The collapse of the privatisation of Western Australia (WA) state’s TAB racing network means the wagering business will remain in public hands for years to come, but only after costs of A$3.5m ($2.4m) to the taxpayer, according to the state gaming minister.
Racing and gaming minister Tony Buti told parliament on Wednesday (November 16) that the termination of the market process came after “approximately A$3.5m to fund staff, legal, commercial and other consultancy expenses”.
“Unfortunately, by the end of the market process, we did not have the certainty required to ensure that the long-term interests of both the state and the racing industry could be met by the offers presented by respondents,” he said.
“On this basis, the … government has made the responsible and prudent decision to retain ownership of the WA TAB.”
The government announced earlier this month that the sale process of Australia’s last remaining public wagering interest had fallen through despite offers from Australia-listed gaming giant Tabcorp, Isle of Man-based Entain Group and News Corp-backed Australian bookmaking start-up Betr.
Betr pulled out of the race late in the day after the government designated it as a preferred respondent.
Betr “ultimately failed to confirm the necessary financial commitments to support its offer” of a reported A$1bn, the government said in a statement on November 7.
The remaining bids from Tabcorp and Entain also failed because they “did not provide the necessary financial return to proceed with the sale”, Buti told parliament on Wednesday.
Buti said the TAB will continue to be operated by Racing and Wagering Western Australia “in the state’s interests and for the benefit of the local racing industry”.
The failure to privatise the TAB after seven years of bipartisan political effort is attributable in part to the coronavirus pandemic, which shut down the bidding process in 2020 before rebooting it in October 2021.
However, former treasurer Mike Nahan said the TAB had suffered a decline in market share against interstate online gambling, and that both Liberal-National and Labor governments “waited too long, held the asset and it’s deteriorating in value”.

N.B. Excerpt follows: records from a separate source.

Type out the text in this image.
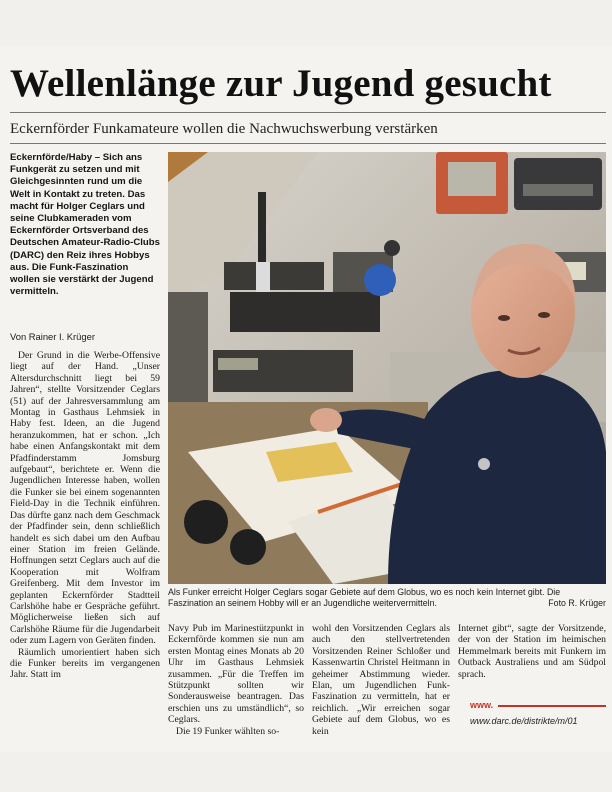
Wellenlänge zur Jugend gesucht
Eckernförder Funkamateure wollen die Nachwuchswerbung verstärken
Eckernförde/Haby – Sich ans Funkgerät zu setzen und mit Gleichgesinnten rund um die Welt in Kontakt zu treten. Das macht für Holger Ceglars und seine Clubkameraden vom Eckernförder Ortsverband des Deutschen Amateur-Radio-Clubs (DARC) den Reiz ihres Hobbys aus. Die Funk-Faszination wollen sie verstärkt der Jugend vermitteln.
Von Rainer I. Krüger

Der Grund in die Werbe-Offensive liegt auf der Hand. „Unser Altersdurchschnitt liegt bei 59 Jahren“, stellte Vorsitzender Ceglars (51) auf der Jahresversammlung am Montag in Gasthaus Lehmsiek in Haby fest. Ideen, an die Jugend heranzukommen, hat er schon. „Ich habe einen Anfangskontakt mit dem Pfadfinderstamm Jomsburg aufgebaut“, berichtete er. Wenn die Jugendlichen Interesse haben, wollen die Funker sie bei einem sogenannten Field-Day in die Technik einführen. Das dürfte ganz nach dem Geschmack der Pfadfinder sein, denn schließlich handelt es sich dabei um den Aufbau einer Station im freien Gelände. Hoffnungen setzt Ceglars auch auf die Kooperation mit Wolfram Greifenberg. Mit dem Investor im geplanten Eckernförder Stadtteil Carlshöhe habe er Gespräche geführt. Möglicherweise ließen sich auf Carlshöhe Räume für die Jugendarbeit oder zum Lagern von Geräten finden.

Räumlich umorientiert haben sich die Funker bereits im vergangenen Jahr. Statt im

Als Funker erreicht Holger Ceglars sogar Gebiete auf dem Globus, wo es noch kein Internet gibt. Die Faszination an seinem Hobby will er an Jugendliche weitervermitteln.	Foto R. Krüger

Navy Pub im Marinestützpunkt in Eckernförde kommen sie nun am ersten Montag eines Monats ab 20 Uhr im Gasthaus Lehmsiek zusammen. „Für die Treffen im Stützpunkt sollten wir Sonderausweise beantragen. Das erschien uns zu umständlich“, so Ceglars.

Die 19 Funker wählten so-

wohl den Vorsitzenden Ceglars als auch den stellvertretenden Vorsitzenden Reiner Schloßer und Kassenwartin Christel Heitmann in geheimer Abstimmung wieder. Elan, um Jugendlichen Funk-Faszination zu vermitteln, hat er reichlich. „Wir erreichen sogar Gebiete auf dem Globus, wo es kein

Internet gibt“, sagte der Vorsitzende, der von der Station im heimischen Hemmelmark bereits mit Funkern im Outback Australiens und am Südpol sprach.

www.
www.darc.de/distrikte/m/01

“What we should have done is, like the other states — much earlier than ten years ago — effect the sale” of the TAB, Nahan told the Australian Broadcasting Corporation.

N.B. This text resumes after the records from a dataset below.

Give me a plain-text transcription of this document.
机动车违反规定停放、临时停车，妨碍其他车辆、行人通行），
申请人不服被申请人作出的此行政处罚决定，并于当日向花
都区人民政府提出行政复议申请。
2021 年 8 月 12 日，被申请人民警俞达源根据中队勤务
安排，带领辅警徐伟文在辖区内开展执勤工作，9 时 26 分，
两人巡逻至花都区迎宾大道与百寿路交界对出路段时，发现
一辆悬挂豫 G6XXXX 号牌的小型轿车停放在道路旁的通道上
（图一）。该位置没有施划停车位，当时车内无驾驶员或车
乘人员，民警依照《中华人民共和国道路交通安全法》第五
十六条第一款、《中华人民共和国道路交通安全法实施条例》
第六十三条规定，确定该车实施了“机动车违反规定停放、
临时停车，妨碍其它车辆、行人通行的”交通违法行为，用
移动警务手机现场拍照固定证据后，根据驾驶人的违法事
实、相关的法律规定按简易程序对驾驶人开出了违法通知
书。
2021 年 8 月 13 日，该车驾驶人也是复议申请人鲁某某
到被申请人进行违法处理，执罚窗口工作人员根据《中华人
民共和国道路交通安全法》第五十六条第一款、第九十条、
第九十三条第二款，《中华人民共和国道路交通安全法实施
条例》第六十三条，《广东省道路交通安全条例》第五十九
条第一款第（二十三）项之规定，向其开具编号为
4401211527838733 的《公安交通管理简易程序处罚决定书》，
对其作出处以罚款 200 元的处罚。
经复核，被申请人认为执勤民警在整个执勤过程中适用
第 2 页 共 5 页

“Now [we’ll] struggle to get an alternative owner, and we're going to struggle to fund the industry and the owners out of the proceeds of the ownership of the TAB.”
Nahan said that although markets evolve, “I don’t think the fundamentals of the deterioration of the value of the TAB in state hands will change".
“I think it's going to continue to deteriorate.”
Although maintenance of the status quo frustrates expansion plans for Betr and Entain, with Entain in particular suffering from other setbacks in the Australian market, local race clubs dependent on TAB funding expressed relief and looked forward to ongoing industry “certainty”.